Palmier Pro: The Open Source macOS Video Editor Built for AI

Video editing has lagged behind nearly every other creative discipline when it comes to AI integration. While code editors, writing tools, and design software have all gained powerful AI capabilities, desktop video editors remain stubbornly manual – clicking through timelines, tweaking keyframes one at a time, scrubbing clips by hand. Palmier Pro challenges that status quo by building AI into the core editing model, not as a decorative side panel.

Built as a YC S24 company project, Palmier Pro is an open source macOS video editor written from the ground up in Swift 6.2 with SwiftUI. The editor itself is free and licensed under GPLv3, covering both the app and its built-in MCP server. A separate closed-source tier provides generative AI features – video generation via models like Seedance and Kling, accessed from the timeline – for paying subscribers. The app requires macOS 26 Tahoe running on Apple Silicon, a decision that lets it tap directly into on-device GPU acceleration for AVFoundation rendering, Apple Speech framework transcription, and SigLIP2 visual embeddings.

What distinguishes Palmier Pro from every other video editor on the market is the depth of its agent integration. An HTTP-based MCP server running on 127.0.0.1:19789/mcp registers more than 30 tools for timeline manipulation, clip management, transcription lookups, and generation tasks. Any compatible AI agent – Claude Code, Codex, Cursor, or Claude Desktop – can connect directly and instruct the editor to add clips, rearrange the timeline, extract transcripts, or trigger video generation, all without human intervention on the interface. Combined with an in-app agent chat powered by Haiku 4 and Sonnet 6 that uses the same tool surface, it is the closest any desktop editor has come to genuine programmatic editing guided by language models.

Metric	Value
Platform	macOS 26 (Tahoe) on Apple Silicon
Language	Swift 6.2 / SwiftUI
License	GPLv3 (editor + MCP server); generative AI is closed source
MCP Server	http://127.0.0.1:19789/mcp
AI Agent Support	Claude Code, Codex, Cursor, Claude Desktop
On-Device Transcription	Apple Speech framework, word-level timestamps
Visual Search	SigLIP2 embeddings, on-device indexing
Generative Models	Seedance, Kling, Nano Banana Pro

Architecture Overview

Palmier Pro Architecture

Understanding the Architecture

External AI agents reach Palmier Pro through a shared HTTP MCP endpoint at port 19789. Whether the caller is Claude Desktop, Cursor, or Codex, every request follows JSON-RPC to the embedded MCP server inside the app and fans out through identical Swift-macro-based ToolExecutor dispatches.

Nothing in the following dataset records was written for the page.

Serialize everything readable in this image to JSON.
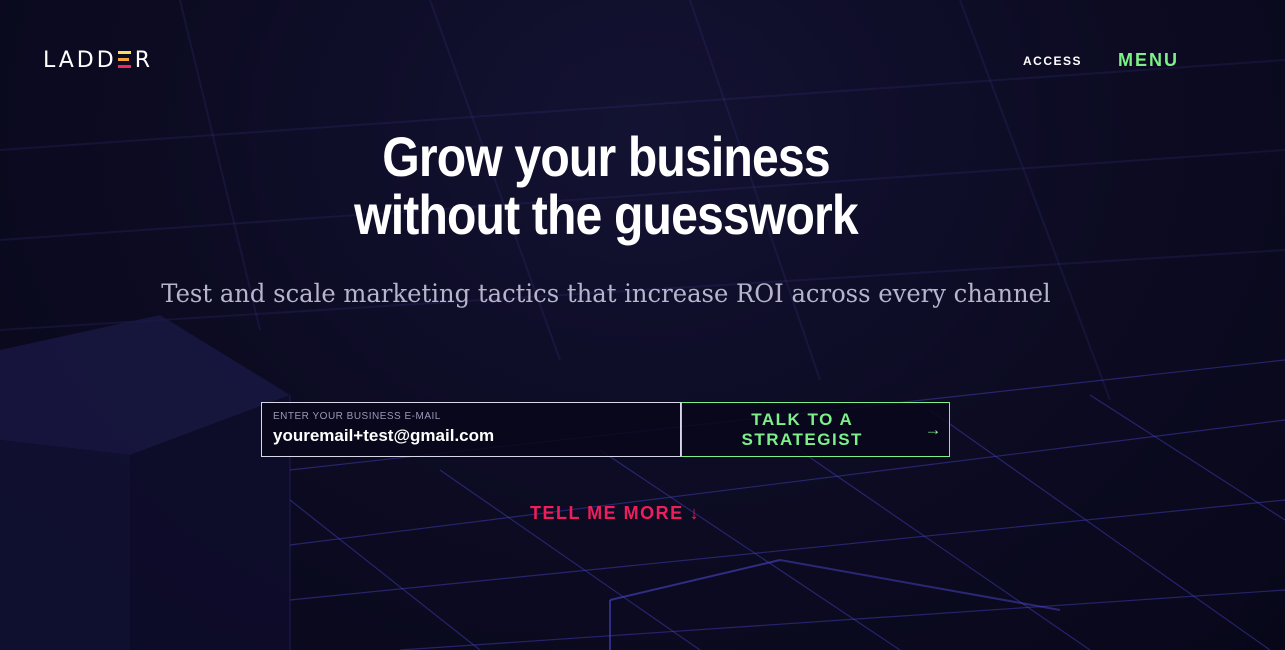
{
  "header": {
    "logo_prefix": "LADD",
    "logo_suffix": "R",
    "logo_bar_colors": [
      "#f2e35a",
      "#f3a33a",
      "#ee2a5c"
    ],
    "nav_access": "ACCESS",
    "nav_menu": "MENU"
  },
  "hero": {
    "headline_line1": "Grow your business",
    "headline_line2": "without the guesswork",
    "subheadline": "Test and scale marketing tactics that increase ROI across every channel"
  },
  "signup": {
    "email_label": "ENTER YOUR BUSINESS E-MAIL",
    "email_value": "youremail+test@gmail.com",
    "cta_label": "TALK TO A STRATEGIST",
    "cta_arrow": "→"
  },
  "tell_more": {
    "label": "TELL ME MORE",
    "arrow": "↓"
  },
  "colors": {
    "background": "#0b0a1f",
    "accent_green": "#7df08a",
    "accent_pink": "#ee1e5c",
    "grid_line": "#3a35a0"
  },
  "icons": {
    "cta_arrow": "arrow-right-icon",
    "tell_more_arrow": "arrow-down-icon"
  }
}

An internal AgentService routes through Haiku 4 for brief single-tool replies and Sonnet 6 for elaborate multi-step plans. Both models produce tool_use blocks that flow into the same dispatcher used by remote agents, so all tool invocations across internal and external paths share the same validation and execution context.

Safety is guaranteed by wrapping every tool_call grouping in its own undo-group. One press of Cmd+Z in the UI reverses an entire agentic edit batch, meaning users stay in final control of their timelines. The CompositionBuilder then recomposes AVPlayerItem over AVFoundation tracks so that video preview refreshes nearly instantly via @Observable property dependency-tracking.

AI-Powered Editing Workflow

Palmier Pro AI Editing Workflow

How AI Edits Flow Through the Editor

A user prompt enters either the built-in chat or a connected external agent session. The AgentService selects the appropriate model – Haiku for fast single-step edits, Sonnet for compound multi-tool sequences – and streams token output with real progress visibility.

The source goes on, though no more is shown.